I’m sure there are less invasive ways for them to harvest all that user info and make money from it without violating the trust and privacy of their users. For example, they could aggregate “trends,” things people are talking about or searching for, and sell that compiled info to companies. “Mentions of Twilight are up 12% this week,” “instances of the phrase ‘going to buy an iPad’ are down 27%,” “72% of users who discuss it claim they refuse to pay over $9.99 for e-books.” Isn’t that info valuable? And, providing that sort of aggregate (not personally-identifiable) info wouldn’t alienate FB users.
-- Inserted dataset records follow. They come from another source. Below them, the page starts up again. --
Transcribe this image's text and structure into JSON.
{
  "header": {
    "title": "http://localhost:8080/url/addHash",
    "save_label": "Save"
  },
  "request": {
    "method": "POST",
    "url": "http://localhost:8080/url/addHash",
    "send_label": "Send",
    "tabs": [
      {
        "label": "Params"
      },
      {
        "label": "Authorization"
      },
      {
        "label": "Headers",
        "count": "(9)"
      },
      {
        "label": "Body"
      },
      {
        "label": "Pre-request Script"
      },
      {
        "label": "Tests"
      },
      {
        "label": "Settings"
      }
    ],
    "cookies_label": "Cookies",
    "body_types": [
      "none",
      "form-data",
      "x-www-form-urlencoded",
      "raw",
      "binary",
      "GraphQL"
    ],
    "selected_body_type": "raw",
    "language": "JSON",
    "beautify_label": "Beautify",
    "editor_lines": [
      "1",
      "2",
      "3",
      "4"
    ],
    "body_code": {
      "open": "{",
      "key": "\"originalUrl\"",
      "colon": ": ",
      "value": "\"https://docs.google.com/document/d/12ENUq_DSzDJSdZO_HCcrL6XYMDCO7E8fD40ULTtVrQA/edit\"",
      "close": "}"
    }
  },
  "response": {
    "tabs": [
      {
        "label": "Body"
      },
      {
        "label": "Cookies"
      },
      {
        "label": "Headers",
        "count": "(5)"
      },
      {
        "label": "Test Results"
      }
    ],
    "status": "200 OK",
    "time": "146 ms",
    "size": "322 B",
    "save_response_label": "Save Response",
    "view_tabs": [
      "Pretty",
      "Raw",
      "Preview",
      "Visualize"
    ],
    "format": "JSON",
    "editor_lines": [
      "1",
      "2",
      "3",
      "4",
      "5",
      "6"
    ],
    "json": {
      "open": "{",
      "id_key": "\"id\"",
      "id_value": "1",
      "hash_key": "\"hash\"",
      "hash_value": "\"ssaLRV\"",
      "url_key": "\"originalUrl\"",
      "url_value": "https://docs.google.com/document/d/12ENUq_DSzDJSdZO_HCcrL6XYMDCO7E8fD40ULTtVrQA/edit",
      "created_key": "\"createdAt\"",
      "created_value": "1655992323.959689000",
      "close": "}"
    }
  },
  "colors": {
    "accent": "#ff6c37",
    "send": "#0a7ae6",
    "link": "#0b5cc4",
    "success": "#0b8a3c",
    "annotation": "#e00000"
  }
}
Facebook needs to seriously re-think their disregard for users’ privacy. I’m sure, when you have hundreds of millions of users, the temptation is great to see them all as nice plump dollar signs. These sorts of moves have backfired on Facebook before, spawning protests over privacy concerns, but they keep trying. Facebook is a company, and wants to make (more) money. Hey, look, I get it. I wish I could give my novels away for free and not worry if they sell or not. But I’m trying to make a living here, and the grocery store doesn’t give me food for free, and my landlord keeps bitching about rent. But I’m not taking anyone’s personal data and selling it — let alone tricking them into giving it to me. But hey, what do I know? I’m not 25 years old and the owner of a company worth over $35 billion. But my free advice is: stop pushing, Facebook, before your users turn on you and leave Facebook for good.

Maybe they’ll even sit down and read a good book instead. 😉

UPDATE: Nice article from Wired, first line: “Facebook has gone rogue, drunk on founder Mark Zuckerberg’s dreams of world domination.” Another nice tidbit, FB now adds apps without your permission when you visit certain websites (I just checked, and had 4 installed on my profile).